1
votes

I am working on a compressing and encryption system and I have run into a little roadblock that I think I can overcome by thinking it through with some professionals.

Goal

I want a file container system that will be able to hold many types of files. I want to be able to compress (LZF) and encrypt (AES) each one based on certain rules that will be defined at compression/encryption time and that information stored in the file headers. I want to be able to retrieve files out of this container as streams. That means that the files have to be compressed/encrypted in blocks to be able to read them sequentially. Otherwise, I would have to decrypt then decompress the entire file at once to the memory and I am wanting this process to take as little memory as possible.

Current Status

I have completed the header system that contains information about the container itself, the file table and all the file's information. I am currently working on the file writing stream to create the actual containers.

Issue

While going through this process I have been trying to figure out how I can compress a file's data into a byte array and then encrypt it in blocks. I think I have settled on 1024 byte blocks which means that would be 64 blocks of AES encrypted data which would be stored since AES encrypts in 128 bit blocks. This whole system would be setup using streams. This means that I have no control over how much data would be sent to my system. My issue is that when compressing the data, I have absolutely no idea how big the data I am compressing will be. I could be smaller, the same size or even bigger than the original size. I need to be able to know how to decompress the data successfully in blocks.

Issue Example

Lets say I have a 128 byte block of information that I want encrypted, compressed and saved to this system that I have described. I would write it to the stream which in-turn would compress it. Lets also say that the 128 byte block is compressed down to 64 byte block. Then I send another block whose length is 256 and it is compressed down to 128 bytes. Both these blocks are copied into a buffer and then the new 384 byte buffer would be sent to be encrypted which would produce (24) 16 byte blocks. Then it would be written to the container system in a 1024 byte block.
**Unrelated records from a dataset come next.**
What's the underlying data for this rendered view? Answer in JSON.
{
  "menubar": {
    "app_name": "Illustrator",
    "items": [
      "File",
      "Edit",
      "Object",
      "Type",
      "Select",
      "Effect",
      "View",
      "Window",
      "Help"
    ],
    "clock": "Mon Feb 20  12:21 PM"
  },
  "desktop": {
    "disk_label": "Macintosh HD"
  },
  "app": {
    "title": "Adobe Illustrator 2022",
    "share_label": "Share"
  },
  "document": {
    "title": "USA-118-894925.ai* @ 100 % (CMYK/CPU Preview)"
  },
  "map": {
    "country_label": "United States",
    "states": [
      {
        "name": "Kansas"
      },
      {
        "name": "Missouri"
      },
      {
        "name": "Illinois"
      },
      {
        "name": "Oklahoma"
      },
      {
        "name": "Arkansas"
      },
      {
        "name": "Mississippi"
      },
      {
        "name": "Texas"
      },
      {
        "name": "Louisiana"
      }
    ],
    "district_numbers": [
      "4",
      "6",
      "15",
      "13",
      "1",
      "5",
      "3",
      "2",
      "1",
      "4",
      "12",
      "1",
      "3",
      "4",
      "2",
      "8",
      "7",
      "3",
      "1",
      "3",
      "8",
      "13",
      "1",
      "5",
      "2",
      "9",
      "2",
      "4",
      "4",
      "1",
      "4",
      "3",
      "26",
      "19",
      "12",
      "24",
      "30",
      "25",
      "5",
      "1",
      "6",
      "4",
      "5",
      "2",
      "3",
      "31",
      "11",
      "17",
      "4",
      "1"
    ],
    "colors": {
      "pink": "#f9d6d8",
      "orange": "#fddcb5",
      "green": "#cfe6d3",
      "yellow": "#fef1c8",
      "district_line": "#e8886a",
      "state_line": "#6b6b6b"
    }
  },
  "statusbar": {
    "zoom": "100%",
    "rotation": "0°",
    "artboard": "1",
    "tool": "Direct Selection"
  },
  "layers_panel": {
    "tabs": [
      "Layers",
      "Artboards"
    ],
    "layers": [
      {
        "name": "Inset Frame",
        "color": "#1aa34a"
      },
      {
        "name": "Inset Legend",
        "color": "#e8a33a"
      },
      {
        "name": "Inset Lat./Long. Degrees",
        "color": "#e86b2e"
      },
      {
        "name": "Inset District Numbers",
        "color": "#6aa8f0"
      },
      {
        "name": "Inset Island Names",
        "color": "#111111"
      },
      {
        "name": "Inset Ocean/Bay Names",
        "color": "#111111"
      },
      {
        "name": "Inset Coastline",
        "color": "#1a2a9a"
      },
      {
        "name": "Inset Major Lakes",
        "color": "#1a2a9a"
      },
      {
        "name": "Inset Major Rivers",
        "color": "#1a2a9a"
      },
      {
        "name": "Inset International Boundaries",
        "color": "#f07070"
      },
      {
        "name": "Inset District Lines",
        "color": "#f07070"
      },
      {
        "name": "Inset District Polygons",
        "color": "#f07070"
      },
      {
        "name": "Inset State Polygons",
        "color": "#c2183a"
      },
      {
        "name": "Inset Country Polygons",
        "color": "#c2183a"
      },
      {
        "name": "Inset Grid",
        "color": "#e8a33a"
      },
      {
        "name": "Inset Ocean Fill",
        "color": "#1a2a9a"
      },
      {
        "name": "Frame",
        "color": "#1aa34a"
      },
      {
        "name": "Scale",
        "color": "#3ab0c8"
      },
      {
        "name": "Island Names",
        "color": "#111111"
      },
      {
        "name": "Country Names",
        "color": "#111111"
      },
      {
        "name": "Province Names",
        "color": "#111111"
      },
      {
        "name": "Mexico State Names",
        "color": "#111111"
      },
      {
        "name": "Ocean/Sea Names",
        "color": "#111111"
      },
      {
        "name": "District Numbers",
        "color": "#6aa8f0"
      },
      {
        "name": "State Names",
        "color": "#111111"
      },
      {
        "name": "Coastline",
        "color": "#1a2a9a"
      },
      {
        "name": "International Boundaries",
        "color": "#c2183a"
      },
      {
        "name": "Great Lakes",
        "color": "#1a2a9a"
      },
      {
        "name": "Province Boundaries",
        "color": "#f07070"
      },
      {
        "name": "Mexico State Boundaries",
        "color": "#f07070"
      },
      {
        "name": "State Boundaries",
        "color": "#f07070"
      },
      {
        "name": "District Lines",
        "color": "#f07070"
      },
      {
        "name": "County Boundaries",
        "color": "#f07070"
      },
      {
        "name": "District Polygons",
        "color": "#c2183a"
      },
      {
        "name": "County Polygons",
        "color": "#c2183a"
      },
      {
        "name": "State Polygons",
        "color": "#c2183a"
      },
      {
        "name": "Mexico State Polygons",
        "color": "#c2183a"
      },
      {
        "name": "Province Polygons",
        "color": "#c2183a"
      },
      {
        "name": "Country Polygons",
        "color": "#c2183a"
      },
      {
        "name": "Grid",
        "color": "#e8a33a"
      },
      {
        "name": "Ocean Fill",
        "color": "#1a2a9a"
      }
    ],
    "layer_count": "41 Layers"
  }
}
In this example, I have no trouble decrypting the information since they are in blocks, but I can not say the same for the decompression step. From my understanding of compression, if I try to decrypt both the compressed 64 and 128 byte blocks, I will have invalid data because they were originally compressed separately. If this needs more clarification, please let me know.

1

1 Answers

1
votes

When you read the data from the stream you'll get a byte-count. Only on the last block it will be smaller than the block-size. That is your signal to call WriteFinalBlock and let the encryptor do its padding.